Ironically, the “pro-life” party consistently tries to make it more difficult for families who legitimately need entitlement programs to receive the benefits of these programs. They try and repeal the ACA and cut Medicaid funding for the poor and disabled, denying children like my son crucial therapies, treatments and medications. They demonize welfare recipients, cutting budgets for SNAP and TANF . This rhetoric paints poverty as a character flaw and the result of laziness, instead of systematic flaws that make it all but impossible to climb out of poverty.

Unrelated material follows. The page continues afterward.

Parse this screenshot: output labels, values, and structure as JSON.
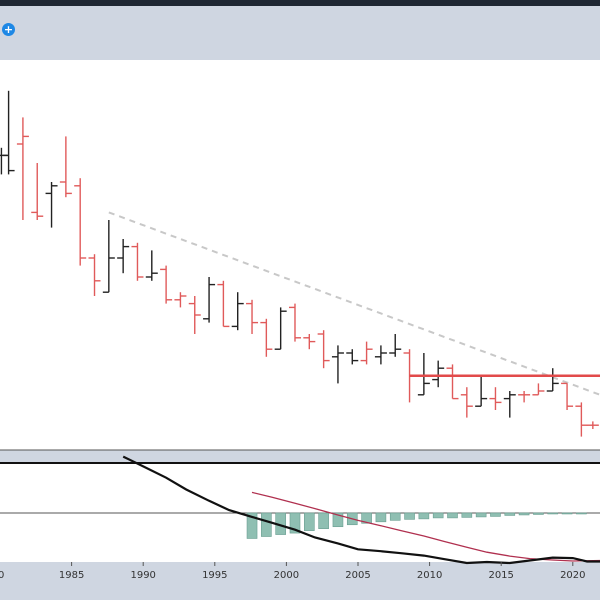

The pro-life party tries to defund Planned Parenthood, the organization from which many women from low income households receive birth control, ultrasounds and prenatal care. Planned Parenthood empowers women to prevent unwanted pregnancy and promote the best healthcare outcomes when they are pregnant. In turn, these services contribute to the decline in abortion instead of the demand for it. Yes, Planned Parenthood performs abortions, but the Hyde Amendment outlaws the use of federal dollars to fund them. Defunding Planned Parenthood equates defunding basic healthcare, not abortion.

The End Game

A question I often ask my pro-life friends who want Roe v. Wade overturned (which would not make abortion illegal, it would just turn that decision back to individual states), is: If abortion were illegal, then what? Would they want women who choose to end a pregnancy to be sentenced to prison? Some actually say yes, because prison is the consequence for murder. And if women are forced to carry a pregnancy to term, how are we, as a society, going to ensure that child has not only the right to be born, but necessities like food, diapers, adequate housing, childcare, and access to needed healthcare? All of these things should be part of a pro-life ethic, and yet in reality, they are not.

The pro-life outrage machine has a singular focus: vilifying the right of women to make their own reproductive healthcare choices specific to their particular situations. The conversation surrounding abortion should be fact-based, nuanced and grace-filled. We as a society should prioritize programs protecting life after birth, not just in the womb.